PV Crystalox Solar plc
- Company type: Public
- Traded as: LSE: PVCS
- Industry: solar energy, photovoltaics
- Founded: 1982
- Headquarters: Abingdon, Oxfordshire, UK
- Key people: John Sleeman (Chairman) Dr. Iain Dorrity (CEO) Dr. Peter Finnegan (CFO) Dr. Hubert Aulich (Director)
- Products: silicon ingots, blocks and wafers
- Revenue: €46.3 million (2012)
- Number of employees: 311(2012)
- Website: pvcrystalox.com

= PV Crystalox Solar =

PV Crystalox Solar plc is a supplier to solar cell manufacturers, producing multicrystalline silicon wafers for use in solar electricity generation systems. It has operations in Germany, United Kingdom and Japan and its headquarters are in the United Kingdom. It is listed on the London Stock Exchange and was a former constituent of the FTSE 250 Index.

== History ==
Crystalox was established as a private limited company in 1982 in the town of Wantage in Oxfordshire specialising in the design and manufacture of equipment for purification and crystal growth of metals, alloys, semiconductors and electro-optic materials. In 1990 the company started development of industrial production systems for directional solidification of multicrystalline silicon for the solar cell industry.

In 1994, there was a management buy-out by 6 senior managers. 1997 saw the incorporation of PV Silicon AG in Erfurt, Germany, a specialist silicon wafer producer. A strategic partnership was formed between Crystalox and PV Silicon in 1999, which progressed to the merging of the two companies in 2002 and the incorporation of PV Crystalox AG. In 2006, the decision was taken to build a silicon production plant in Germany.

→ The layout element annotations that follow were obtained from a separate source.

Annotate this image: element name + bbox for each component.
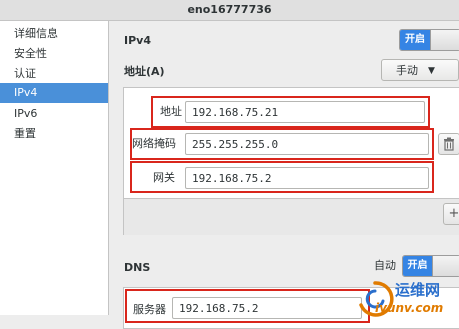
sidebar-item-ipv6[interactable]: IPv6 xyxy=(0,104,108,124)
trash-icon xyxy=(444,137,454,151)
method-select-value: 手动 xyxy=(396,64,418,77)
ipv4-toggle-knob xyxy=(430,30,459,50)
watermark-title: 运维网 xyxy=(395,281,441,299)
settings-sidebar: 详细信息 安全性 认证 IPv4 IPv6 重置 xyxy=(0,21,109,315)
delete-address-button[interactable] xyxy=(438,133,459,155)
address-label: 地址 xyxy=(160,105,182,118)
netmask-input[interactable]: 255.255.255.0 xyxy=(185,133,429,155)
plus-icon: + xyxy=(448,206,459,221)
address-section-label: 地址(A) xyxy=(124,65,165,78)
window-titlebar: eno16777736 xyxy=(0,0,459,21)
sidebar-item-authentication[interactable]: 认证 xyxy=(0,64,108,84)
sidebar-item-reset[interactable]: 重置 xyxy=(0,124,108,144)
dns-toggle-on-label: 开启 xyxy=(403,256,432,276)
ipv4-heading: IPv4 xyxy=(124,34,151,47)
sidebar-item-details[interactable]: 详细信息 xyxy=(0,24,108,44)
gateway-label: 网关 xyxy=(153,171,175,184)
chevron-down-icon: ▼ xyxy=(428,66,435,76)
ipv4-toggle[interactable]: 开启 xyxy=(399,29,459,51)
dns-auto-label: 自动 xyxy=(374,259,396,272)
method-select[interactable]: 手动 ▼ xyxy=(381,59,459,81)
ipv4-toggle-on-label: 开启 xyxy=(400,30,430,50)
address-input[interactable]: 192.168.75.21 xyxy=(185,101,425,123)
dns-toggle-knob xyxy=(432,256,459,276)
netmask-label: 网络掩码 xyxy=(132,137,176,150)
gateway-input[interactable]: 192.168.75.2 xyxy=(185,167,429,189)
address-panel-footer xyxy=(124,198,459,235)
sidebar-item-ipv4[interactable]: IPv4 xyxy=(0,83,108,103)
dns-heading: DNS xyxy=(124,261,151,274)
ipv4-settings-panel: IPv4 开启 地址(A) 手动 ▼ + 地址 192.168.75.21 网络… xyxy=(109,21,459,329)
window-title: eno16777736 xyxy=(187,3,272,16)
watermark-logo: 运维网 iyunv.com xyxy=(355,275,451,321)
dns-auto-toggle[interactable]: 开启 xyxy=(402,255,459,277)
add-address-button[interactable]: + xyxy=(443,203,459,225)
sidebar-item-security[interactable]: 安全性 xyxy=(0,44,108,64)
dns-server-input[interactable]: 192.168.75.2 xyxy=(172,297,362,319)
watermark-domain: iyunv.com xyxy=(375,301,444,315)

In June 2007, the company made its debut on the London Stock Exchange to raise additional funds for in-house silicon production and to further expand its international business. Between September 2007 and March 2010 the group was a constituent of the FTSE 250 index.

== Technology and products ==
The company's industrial focus comprises the production of the polysilicon raw material at its factory in Bitterfeld in Germany, melting and crystallization of the silicon to form ingots at various sites around Abingdon in the UK, and converting the ingots into thin multicrystalline silicon wafers internally at the company's facility in Erfurt in Germany and externally at subcontractors in Japan.

These wafers are then sold to companies in the photovoltaics industry, where they are transformed into solar cells using semiconductor processing technology, linked together in strings and laminated between glass and plastic sheets to form durable modules.